Arcane mages must take Rune of Power. Invocation reduces passive mana regeneration by 50%. Incanter's Ward reduces mana regeneration by 65% when it's on cool down. Both of these effects are bad news for arcane due to Mana Adept, compared to Rune of Power's 75% increased mana regeneration without drawbacks - besides having to stand in one place. Because of this reliance on Rune of Power, arcane mages have now become the absolute definition of turret style play.


I know I've complained about Invocation before, but really, using Evocation to refresh a buff is a walk in the park compared to Rune of Power management. Reliance on this talent is problematic for encounters that are movement heavy, and also for raid groups that don't tend to be predictable in their movement. The loss of Scorch, even with the use of Ice Floes, compounds this problem. So you have an already stationary spec, that when forced to move, struggles to fill that movement with spells. You may have noticed that many of the current raid encounters involve quite a bit of moving.

Still, mages are resourceful, and arcane mage DPS statistics are noteworthy. There are mages out there who manage the Rune of Power, make it work with the movement, and are able to obliterate others on the meter. I'm sure they would still welcome a change to Rune of Power because it affects their spec more than any other. What if Rune of Power was a single button cast by dropping it at your feet? That would make it much less obtrusive than it is currently with the targeting reticule, something closer to using Evocate for Invocation.
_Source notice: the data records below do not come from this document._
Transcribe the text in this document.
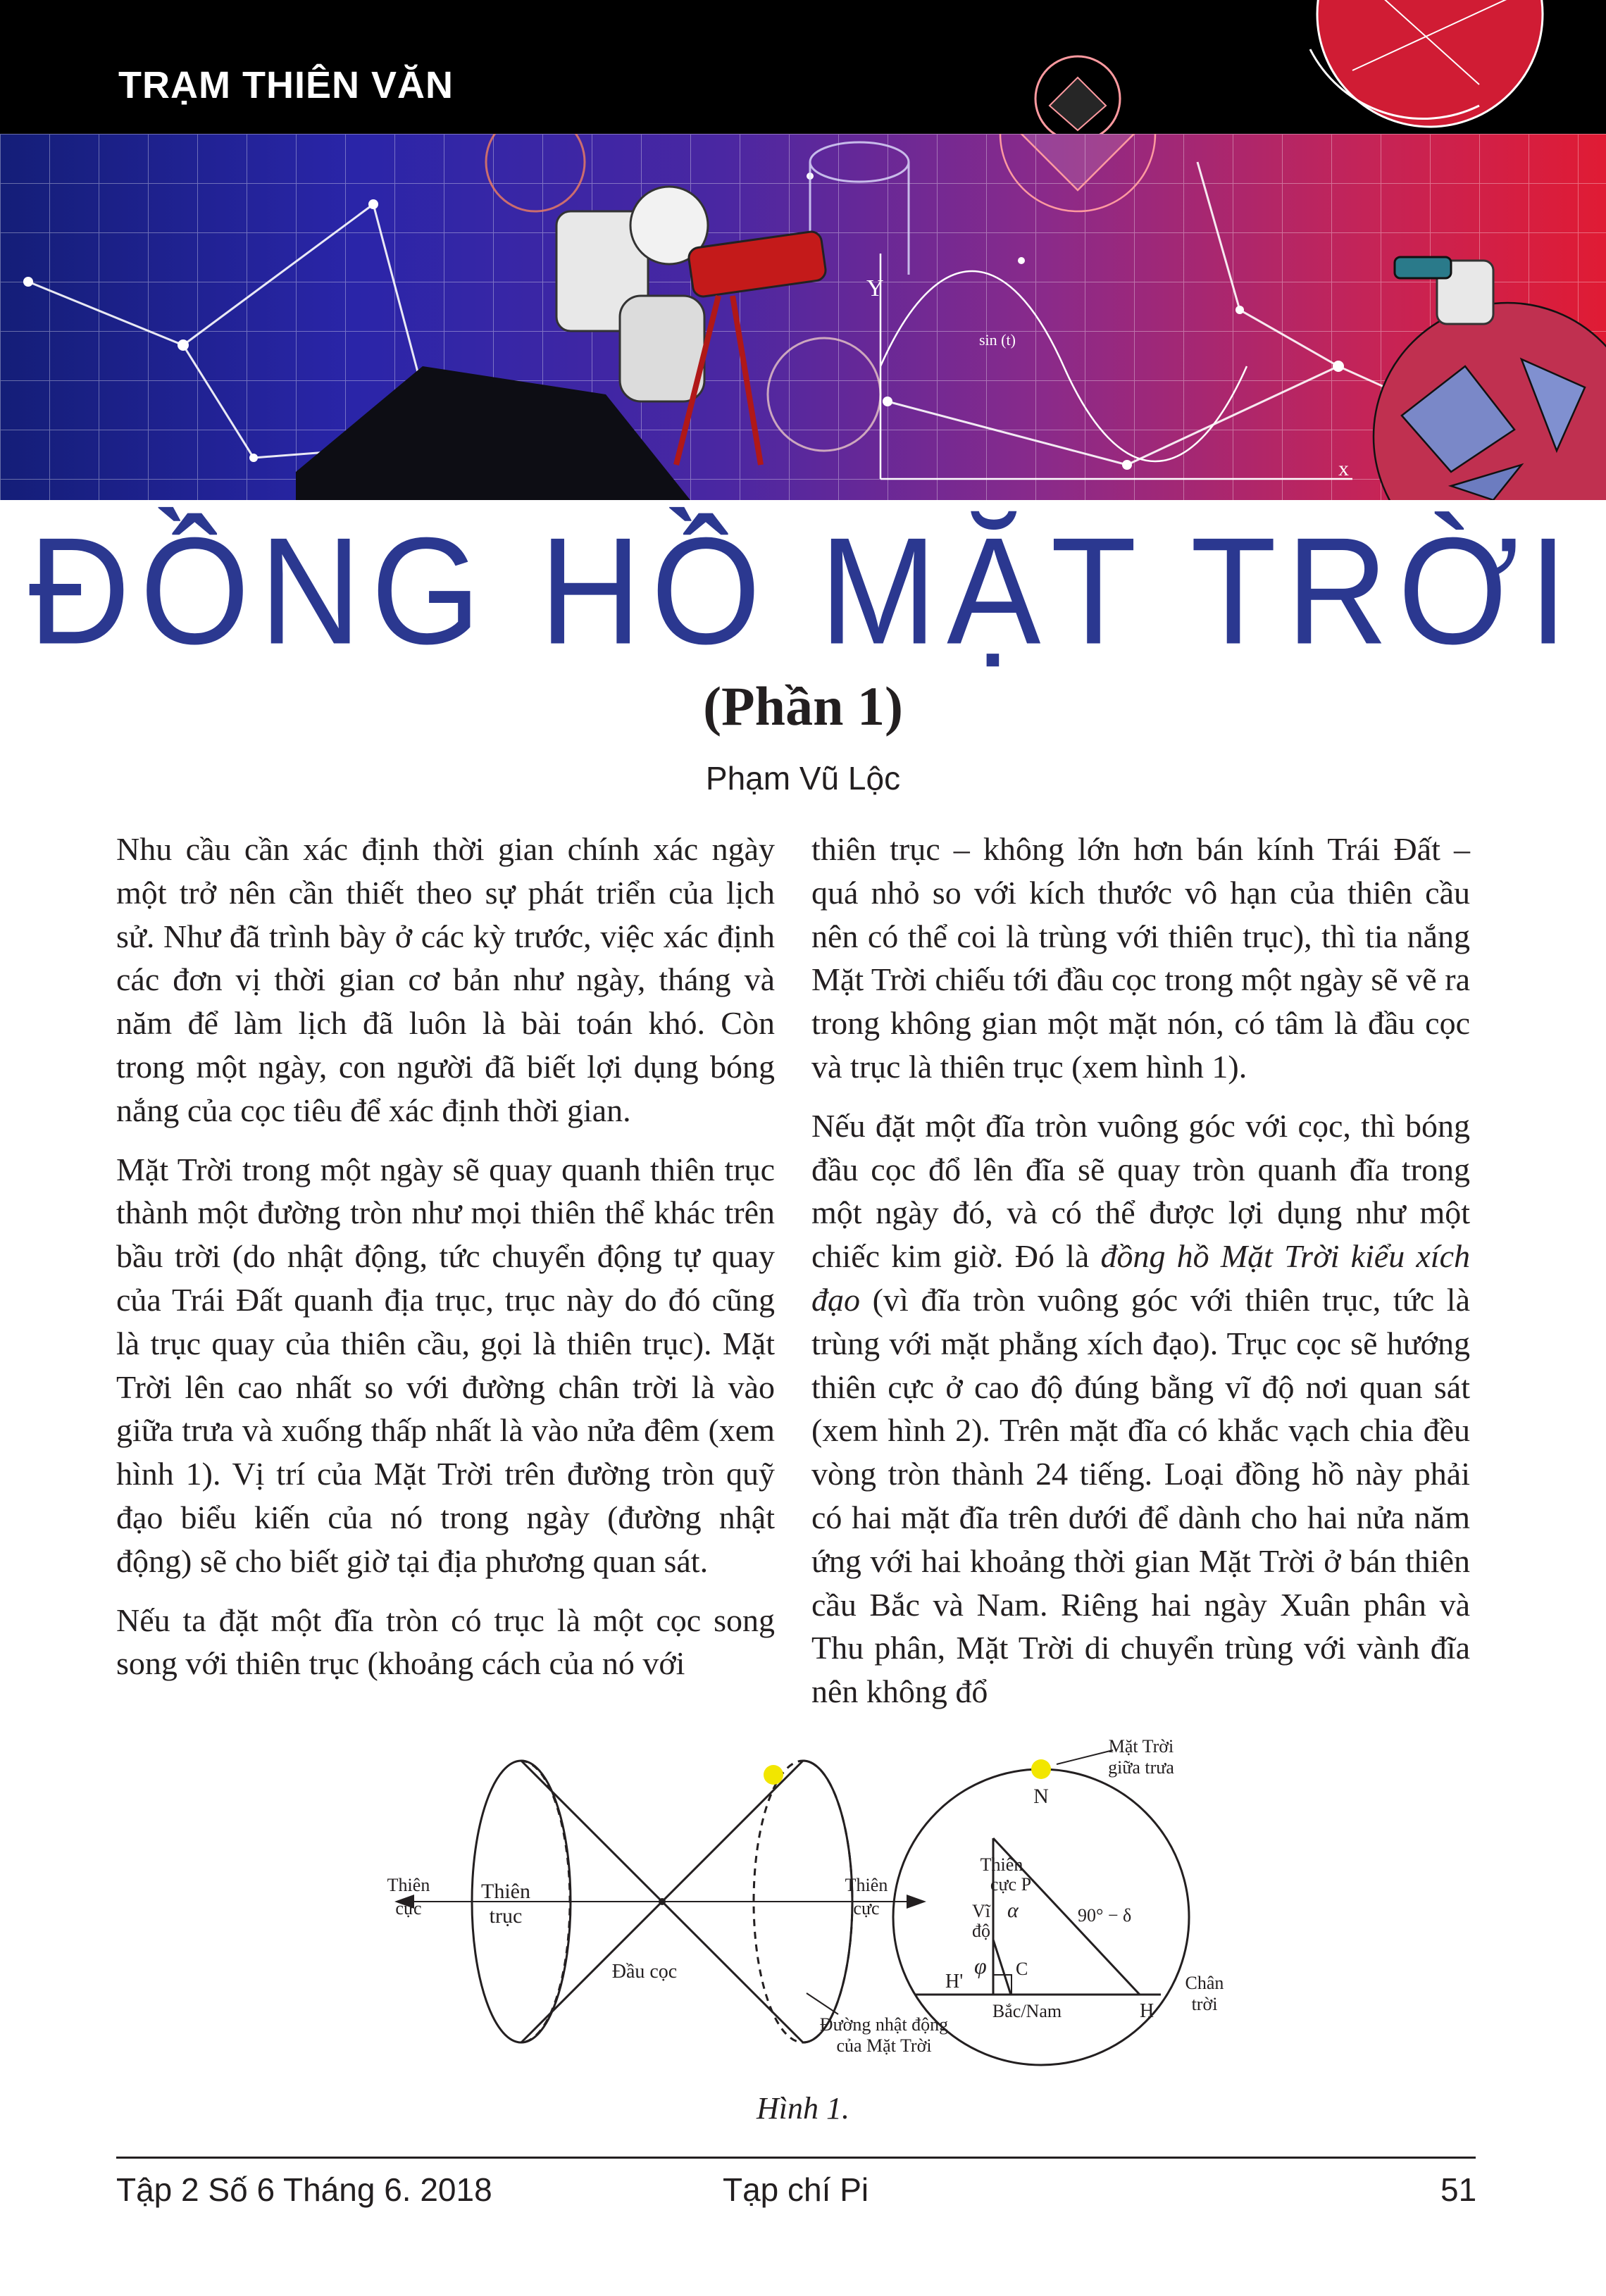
TRẠM THIÊN VĂN
Y
x
sin (t)
ĐỒNG HỒ MẶT TRỜI
(Phần 1)
Phạm Vũ Lộc

Nhu cầu cần xác định thời gian chính xác ngày một trở nên cần thiết theo sự phát triển của lịch sử. Như đã trình bày ở các kỳ trước, việc xác định các đơn vị thời gian cơ bản như ngày, tháng và năm để làm lịch đã luôn là bài toán khó. Còn trong một ngày, con người đã biết lợi dụng bóng nắng của cọc tiêu để xác định thời gian.

Mặt Trời trong một ngày sẽ quay quanh thiên trục thành một đường tròn như mọi thiên thể khác trên bầu trời (do nhật động, tức chuyển động tự quay của Trái Đất quanh địa trục, trục này do đó cũng là trục quay của thiên cầu, gọi là thiên trục). Mặt Trời lên cao nhất so với đường chân trời là vào giữa trưa và xuống thấp nhất là vào nửa đêm (xem hình 1). Vị trí của Mặt Trời trên đường tròn quỹ đạo biểu kiến của nó trong ngày (đường nhật động) sẽ cho biết giờ tại địa phương quan sát.

Nếu ta đặt một đĩa tròn có trục là một cọc song song với thiên trục (khoảng cách của nó với

thiên trục – không lớn hơn bán kính Trái Đất – quá nhỏ so với kích thước vô hạn của thiên cầu nên có thể coi là trùng với thiên trục), thì tia nắng Mặt Trời chiếu tới đầu cọc trong một ngày sẽ vẽ ra trong không gian một mặt nón, có tâm là đầu cọc và trục là thiên trục (xem hình 1).

Nếu đặt một đĩa tròn vuông góc với cọc, thì bóng đầu cọc đổ lên đĩa sẽ quay tròn quanh đĩa trong một ngày đó, và có thể được lợi dụng như một chiếc kim giờ. Đó là đồng hồ Mặt Trời kiểu xích đạo (vì đĩa tròn vuông góc với thiên trục, tức là trùng với mặt phẳng xích đạo). Trục cọc sẽ hướng thiên cực ở cao độ đúng bằng vĩ độ nơi quan sát (xem hình 2). Trên mặt đĩa có khắc vạch chia đều vòng tròn thành 24 tiếng. Loại đồng hồ này phải có hai mặt đĩa trên dưới để dành cho hai nửa năm ứng với hai khoảng thời gian Mặt Trời ở bán thiên cầu Bắc và Nam. Riêng hai ngày Xuân phân và Thu phân, Mặt Trời di chuyển trùng với vành đĩa nên không đổ

Thiên
cực
Thiên
trục
Thiên
cực
Đầu cọc
Đường nhật động
của Mặt Trời
Mặt Trời
giữa trưa
N
Thiên
cực P
α
Vĩ
độ
φ C
90° − δ
H'
H
Bắc/Nam
Chân
trời
Hình 1.
Tập 2 Số 6 Tháng 6. 2018	Tạp chí Pi	51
Of course, I'd prefer if Rune of Power just went away altogether. Untether the arcane mages! Set us free! There's no promise of that happening, though, so in the meantime we're stuck with it. Increasing the effect to 8 yards was nice, but it's only a band-aid. The issue of a simple rotation depends on your perspective, and mages are largely divided on this point. The perception of the spec is pretty clear, but not insurmountable, and the movement/Rune of Power issues are something that could be remedied. Addressing only those would go a long way towards helping arcane mages bend space and time unfettered by having to stand in just one spot.